On Sept. 5, hundreds of workers and organizers gathered in the Greenwich Village neighborhood of New York City for a Labor Day March for Recognition rally. Amazon Labor Union and Starbucks Workers United organized the action to demand recognition of their respective unions and show support for labor struggles across the city. They were joined in solidarity by workers from Google’s Alphabet Workers’ Union, the Trader Joe’s Union, the Retail, Wholesale, and Department Store Union, and members from the Party for Socialism and Liberation.
The action began at Starbucks CEO Howard Schultz’s penthouse in lower Manhattan, marched up Fifth Avenue to Amazon founder Jeff Bezos’s penthouse and finally ended with a rally in Times Square.
Starbucks workers fired in retaliation for union organizing
Outside Schultz’s house, organizers from SWU discussed the challenges they faced in their struggle to unionize stores across the country. Starbucks has been firing many of its workers in retaliation for filing complaints and organizing their workplaces.
SWU organizer Laila Dalton was the first employee to be fired from Starbucks for filing a complaint with the National Labor Relations Board. “It’s been very sad watching for the last six months people getting fired one by one … it’s over a hundred partners who have lost their jobs, who have lost everything,” she said at the rally.
Dalton added that despite losing their jobs, it was inspiring to see many of these workers still giving their all in the fight for a union.
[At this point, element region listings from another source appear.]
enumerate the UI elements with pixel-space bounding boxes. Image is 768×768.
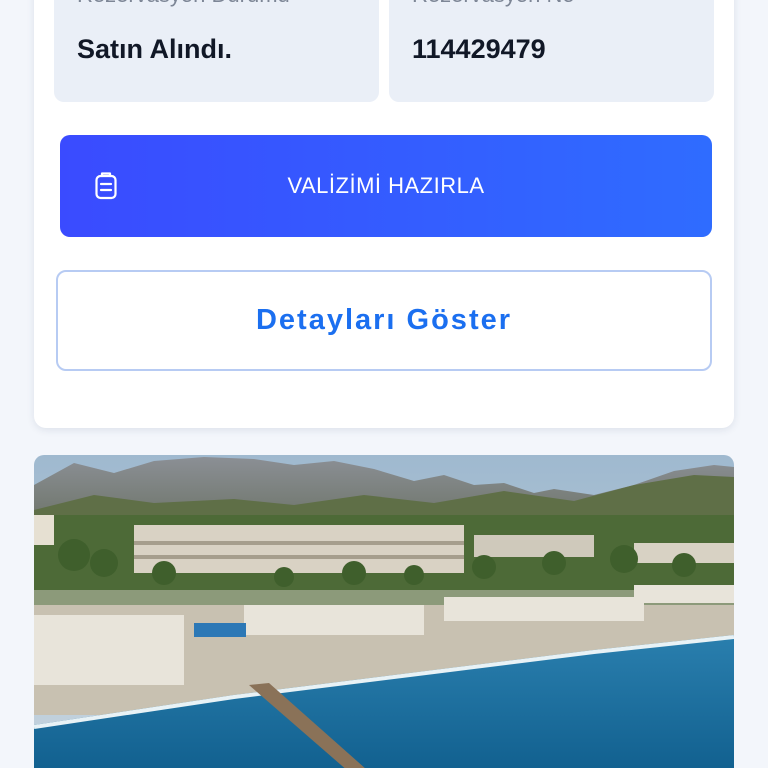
prepare-luggage-label: VALİZİMİ HAZIRLA (287, 173, 485, 198)
reservation-status-label: Rezervasyon Durumu (77, 0, 290, 8)
reservation-number-box: Rezervasyon No 114429479 (389, 0, 714, 102)
reservation-card: Rezervasyon Durumu Satın Alındı. Rezerva… (34, 0, 734, 428)
reservation-number-label: Rezervasyon No (412, 0, 575, 8)
luggage-icon (95, 172, 117, 200)
reservation-number-value: 114429479 (412, 34, 546, 64)
reservation-status-box: Rezervasyon Durumu Satın Alındı. (54, 0, 379, 102)
reservation-status-value: Satın Alındı. (77, 34, 232, 64)
prepare-luggage-button[interactable]: VALİZİMİ HAZIRLA (60, 135, 712, 237)
hotel-photo[interactable] (34, 455, 734, 768)
hotel-photo-illustration (34, 455, 734, 768)
show-details-button[interactable]: Detayları Göster (56, 270, 712, 371)
show-details-label: Detayları Göster (255, 304, 513, 336)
Some noted that corporations like Starbucks terminating pro-union employees was a sign of the ruling class’s fear of working class solidarity and organization.
“When workers, all of us, we have an action together, they know how scary that is,” explained Megan DiMotta of SWU, who has been with the company for 12 years. “Howard needs to stop targeting his workers because we are the people who made this company.”
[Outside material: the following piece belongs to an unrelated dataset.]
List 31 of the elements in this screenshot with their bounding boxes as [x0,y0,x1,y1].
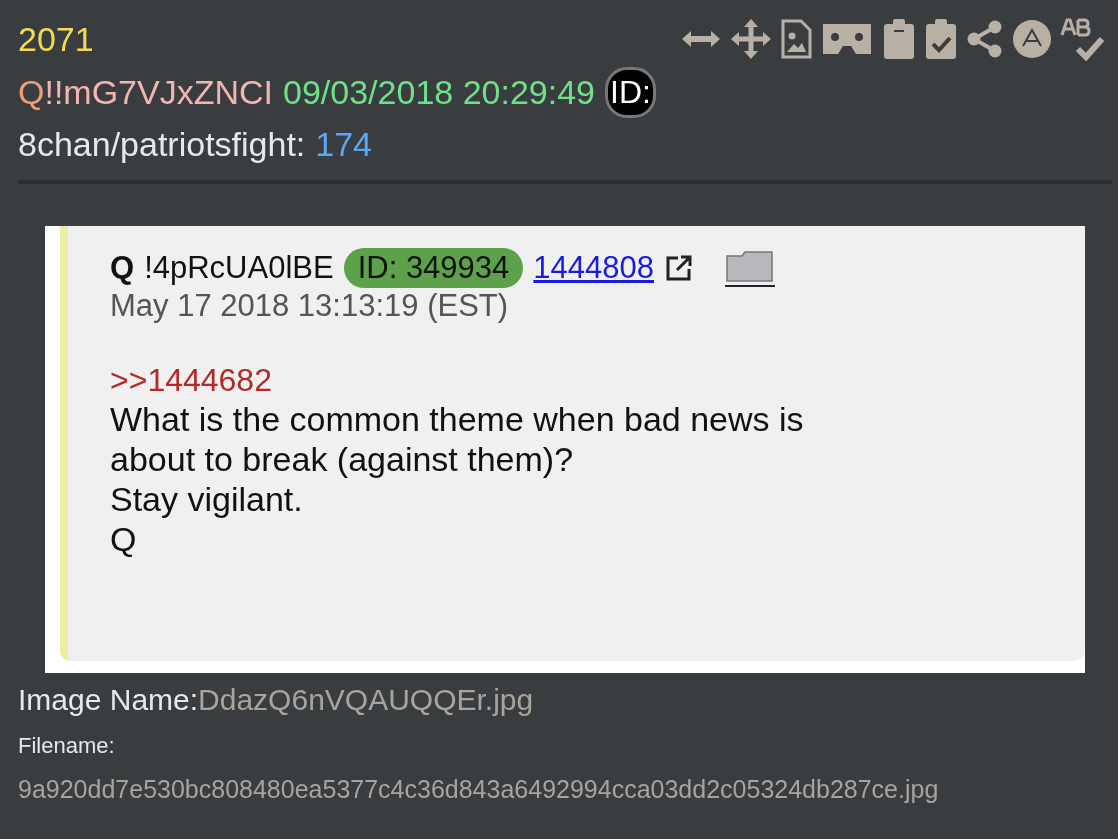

‘The working class has revolution on their minds!’
Taking the streets and marching under the hot summer sun to Bezos’s hundred-million dollar penthouse, workers and organizers energetically chanted in support of New York City’s growing labor movement and to demand the recognition of the ALU. It has been over 150 days since the workers of Amazon’s JFK8 warehouse in Staten Island won their historic union vote, but the company continues to deny their clear victory and has raised 25 objections to the election. On Sept. 1, the NLRB recommended that the Regional Director dismiss all of these objections “in their entirety.”
Workers from Amazon’s BHM1 warehouse in Bessemer, Alabama, which became famous for being the first large Amazon facility to hold a union vote, joined the march to support ALU’s fight for recognition. Workers’ experiences in Bessemer and in Staten Island have shown that Amazon will go to great lengths to union bust, including reprimanding and firing employees for organizing, holding captive audience meetings with anti-union consultants, and breaking labor laws to taint elections, emphasizing the importance of solidarity in this struggle.
Outside Bezos’s penthouse, Isaiah Thomas, who has been active in the struggle to get workers at his Bessemer Amazon warehouse represented by the RWDSU, noted that the tech giant drives down standards of working conditions everywhere and pioneers technologies that will harm workers in all industries. Because of this, workers must unite as a class to confront the capitalist system that allows for corporations like Amazon to exist in the first place—a system based on the exploitation of workers so that Schultz, Bezos, and the rest of the ruling class can reap billions in profits while the working class struggles to afford their basic needs.
“Brothers and sisters, I am here not only to show solidarity, but that the working class has revolution on their minds!” exclaimed Thomas. “And it’s time for the ruling class to start praying to God, because here we go!”